When she was four years old, Lee's family moved from Seoul, Korea (where her parents had fled to from North Korea) to Los Angeles. She thinks being tutored in English is where her fascination with language began. A high school teacher told her she should be a writer, but her family wanted her to have a more practical career, so, loving clothes and wanting to move to New York City, she went into fashion design.
When she was 28, Lee signed up for an evening class in writing at New York University. It didn't go well.
"The instructor didn't want to be an instructor," Lee said. "She was brutal and critical. I was not the only one with that experience — it was pretty much the whole class."
Years later, something spurred Lee to try writing again. A good friend of hers had cancer, and Lee took time off from work to take care of her. The friend died in her mid-30s, right before Lee herself turned 40. This made Lee consider taking a chance on what she really wanted.
"I thought, 'Now what do I do?' Lee said. "I had a very deep sense of understanding my own mortality and grief for her not being able to do the things she would have wanted to do. It was like, life is short."
Finding a Community — and an Audience
Her experience at The New School was almost the opposite of the class at NYU. The teacher, John Aiello, is a wonderful writer, Lee says, as well as a supportive and encouraging instructor. In her MFA program, she met a group of people who are now her core readers.
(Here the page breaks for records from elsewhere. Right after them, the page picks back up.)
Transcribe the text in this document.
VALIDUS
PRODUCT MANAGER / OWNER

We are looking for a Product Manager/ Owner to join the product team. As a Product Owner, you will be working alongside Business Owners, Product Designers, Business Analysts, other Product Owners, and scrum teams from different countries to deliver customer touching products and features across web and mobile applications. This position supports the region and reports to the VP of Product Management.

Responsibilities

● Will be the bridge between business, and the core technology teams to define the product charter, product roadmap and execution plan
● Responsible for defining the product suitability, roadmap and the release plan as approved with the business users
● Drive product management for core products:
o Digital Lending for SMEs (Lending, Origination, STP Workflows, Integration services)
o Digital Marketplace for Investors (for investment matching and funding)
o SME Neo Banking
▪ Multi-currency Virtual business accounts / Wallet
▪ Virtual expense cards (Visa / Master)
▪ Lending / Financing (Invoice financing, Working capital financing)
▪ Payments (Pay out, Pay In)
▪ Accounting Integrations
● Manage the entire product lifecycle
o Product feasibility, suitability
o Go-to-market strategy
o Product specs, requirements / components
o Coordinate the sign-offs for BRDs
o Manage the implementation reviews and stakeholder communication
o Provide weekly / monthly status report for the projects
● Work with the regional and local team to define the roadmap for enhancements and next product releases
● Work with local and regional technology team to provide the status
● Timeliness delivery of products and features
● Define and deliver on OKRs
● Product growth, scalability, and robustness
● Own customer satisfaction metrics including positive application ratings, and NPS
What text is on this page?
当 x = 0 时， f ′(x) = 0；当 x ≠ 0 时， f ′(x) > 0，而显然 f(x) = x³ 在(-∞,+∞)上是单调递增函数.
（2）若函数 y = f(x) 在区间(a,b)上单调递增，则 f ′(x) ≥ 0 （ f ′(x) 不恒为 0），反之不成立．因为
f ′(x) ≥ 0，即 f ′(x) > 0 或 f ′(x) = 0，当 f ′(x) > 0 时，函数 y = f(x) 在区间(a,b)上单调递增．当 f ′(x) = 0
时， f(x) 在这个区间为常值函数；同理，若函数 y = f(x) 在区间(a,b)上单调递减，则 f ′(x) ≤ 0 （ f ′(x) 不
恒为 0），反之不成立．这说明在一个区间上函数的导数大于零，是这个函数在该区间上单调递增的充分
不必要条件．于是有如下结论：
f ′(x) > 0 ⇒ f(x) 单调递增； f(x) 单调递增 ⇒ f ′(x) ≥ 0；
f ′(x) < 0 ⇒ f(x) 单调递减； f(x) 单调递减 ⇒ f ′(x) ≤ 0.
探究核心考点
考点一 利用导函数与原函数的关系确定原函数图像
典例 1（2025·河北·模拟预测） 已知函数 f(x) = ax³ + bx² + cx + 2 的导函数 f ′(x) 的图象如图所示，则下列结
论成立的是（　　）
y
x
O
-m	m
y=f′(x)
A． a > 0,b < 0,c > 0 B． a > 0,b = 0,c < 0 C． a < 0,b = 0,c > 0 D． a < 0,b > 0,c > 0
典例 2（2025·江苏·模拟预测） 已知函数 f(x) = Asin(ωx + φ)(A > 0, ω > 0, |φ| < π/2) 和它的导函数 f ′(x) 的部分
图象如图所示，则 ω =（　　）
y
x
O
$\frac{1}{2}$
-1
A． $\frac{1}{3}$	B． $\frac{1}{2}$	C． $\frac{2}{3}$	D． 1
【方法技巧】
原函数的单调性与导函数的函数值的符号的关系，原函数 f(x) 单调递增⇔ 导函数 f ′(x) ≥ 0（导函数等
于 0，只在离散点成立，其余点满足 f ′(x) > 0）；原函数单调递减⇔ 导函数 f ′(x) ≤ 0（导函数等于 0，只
Lee had been writing short stories, and gave one, "The Eternals," to one of those readers who suggested she make it a novel. That became the first chapter of "Upcountry."
For the next several years, Lee worked on the novel. While trying to get it published, she started writing another book (something she says she highly recommends). One of the places her agent sent it was to Unnamed Press, and after some tense waiting, they were notified that Unnamed Press would publish "Upcountry." Lee says she was ecstatic.
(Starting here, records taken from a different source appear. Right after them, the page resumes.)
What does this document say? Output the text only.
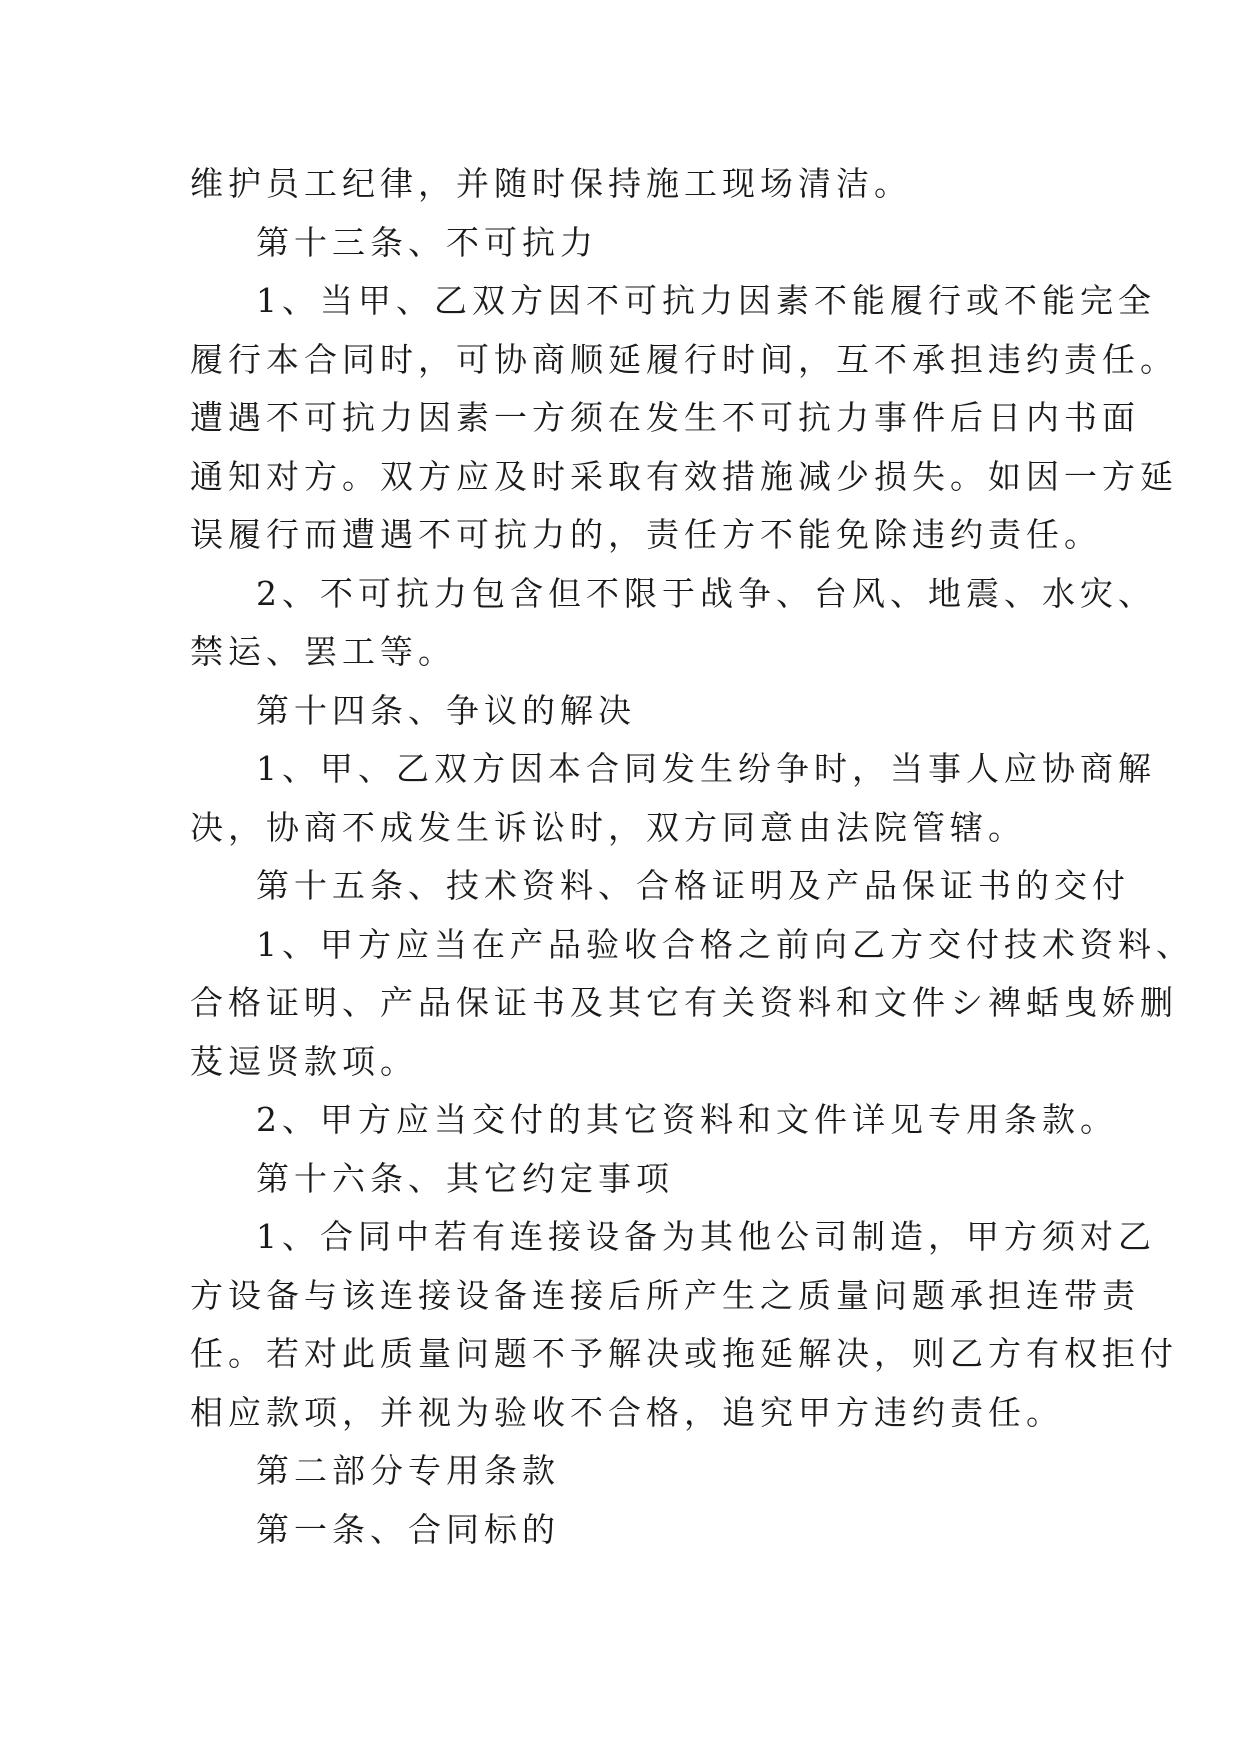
维护员工纪律，并随时保持施工现场清洁。
第十三条、不可抗力
1、当甲、乙双方因不可抗力因素不能履行或不能完全
履行本合同时，可协商顺延履行时间，互不承担违约责任。
遭遇不可抗力因素一方须在发生不可抗力事件后日内书面
通知对方。双方应及时采取有效措施减少损失。如因一方延
误履行而遭遇不可抗力的，责任方不能免除违约责任。
2、不可抗力包含但不限于战争、台风、地震、水灾、
禁运、罢工等。
第十四条、争议的解决
1、甲、乙双方因本合同发生纷争时，当事人应协商解
决，协商不成发生诉讼时，双方同意由法院管辖。
第十五条、技术资料、合格证明及产品保证书的交付
1、甲方应当在产品验收合格之前向乙方交付技术资料、
合格证明、产品保证书及其它有关资料和文件シ裨蛞曳娇删
芨逗贤款项。
2、甲方应当交付的其它资料和文件详见专用条款。
第十六条、其它约定事项
1、合同中若有连接设备为其他公司制造，甲方须对乙
方设备与该连接设备连接后所产生之质量问题承担连带责
任。若对此质量问题不予解决或拖延解决，则乙方有权拒付
相应款项，并视为验收不合格，追究甲方违约责任。
第二部分专用条款
第一条、合同标的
The press accepts about 15 books a year out of the hundreds and hundreds it receives. Lee's novel fit with what they're looking for, said the book's editor Chris Heiser, who calls the experience of working with Lee "fantastic."
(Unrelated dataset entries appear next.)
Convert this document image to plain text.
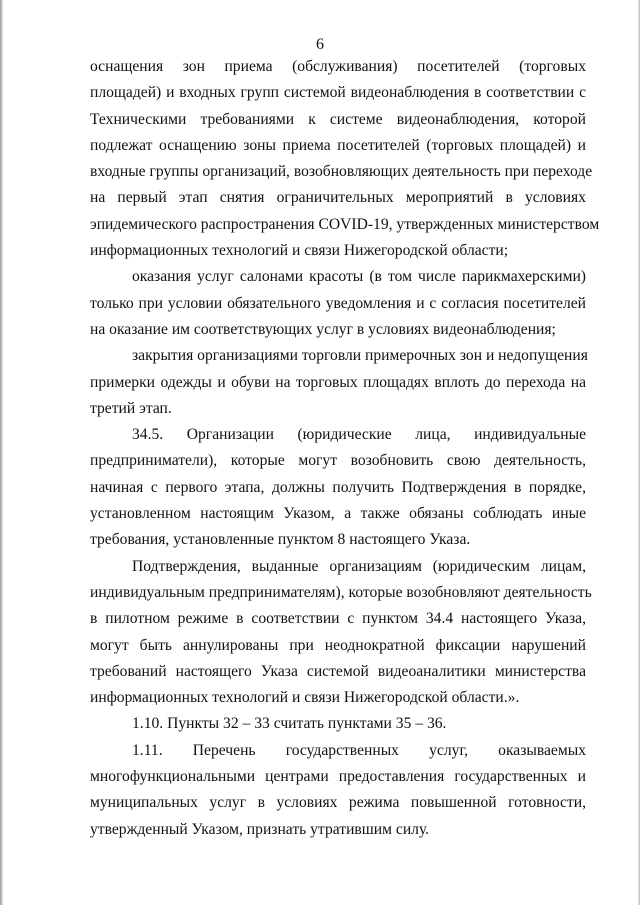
6
оснащения зон приема (обслуживания) посетителей (торговых
площадей) и входных групп системой видеонаблюдения в соответствии с
Техническими требованиями к системе видеонаблюдения, которой
подлежат оснащению зоны приема посетителей (торговых площадей) и
входные группы организаций, возобновляющих деятельность при переходе
на первый этап снятия ограничительных мероприятий в условиях
эпидемического распространения COVID-19, утвержденных министерством
информационных технологий и связи Нижегородской области;
оказания услуг салонами красоты (в том числе парикмахерскими)
только при условии обязательного уведомления и с согласия посетителей
на оказание им соответствующих услуг в условиях видеонаблюдения;
закрытия организациями торговли примерочных зон и недопущения
примерки одежды и обуви на торговых площадях вплоть до перехода на
третий этап.
34.5. Организации (юридические лица, индивидуальные
предприниматели), которые могут возобновить свою деятельность,
начиная с первого этапа, должны получить Подтверждения в порядке,
установленном настоящим Указом, а также обязаны соблюдать иные
требования, установленные пунктом 8 настоящего Указа.
Подтверждения, выданные организациям (юридическим лицам,
индивидуальным предпринимателям), которые возобновляют деятельность
в пилотном режиме в соответствии с пунктом 34.4 настоящего Указа,
могут быть аннулированы при неоднократной фиксации нарушений
требований настоящего Указа системой видеоаналитики министерства
информационных технологий и связи Нижегородской области.».
1.10. Пункты 32 – 33 считать пунктами 35 – 36.
1.11. Перечень государственных услуг, оказываемых
многофункциональными центрами предоставления государственных и
муниципальных услуг в условиях режима повышенной готовности,
утвержденный Указом, признать утратившим силу.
"We felt like 'Upcountry' was a really timely story addressing multiple issues around notions of home and safety and interpersonal relationships between women of different classes," Heiser said. "Then there's the notion of how we mediate our privacy in a world where there's so little privacy. It's so pressing and, and I love that Chin-Sun is doing that with three memorable characters." Poets & Writers magazine named Lee as one of its "Five over Fifty," and she and the others wrote essays for the magazine about their road to getting published.
India Lena González, Poets & Writers' features editor, says it's never too late to be a writer and that the stories can inspire others.
"Also being a debut author is not synonymous with being a young author, which people often think is the case, right?" González said. "There are so many lists out there for writers under 30 or 40 years of age, and that's celebrated widely. But there aren't a lot of lists celebrating writers who are older than that and celebrating the fact that they found a way to pursue their love of literature."
"Being a debut author is not synonymous with being a young author."
Like Heiser, González says "Upcountry" stood out among the hundreds of manuscripts she gets.
"The writing was so original and so edgy," González said. "I loved the way she dealt with those three very distinct women and how she gave them such deep nuance and such deep internal lives."
Now Lee is working on her next novel and living in New Orleans — she wanted a smallish city where she wouldn't need a car. She thinks there are some good things about having achieved what she wanted later in life, such as being focused and patient. She's also grateful.
"It's a tremendous luxury to do nothing but write," she said. "Whatever I sacrificed to have this time is totally worth it."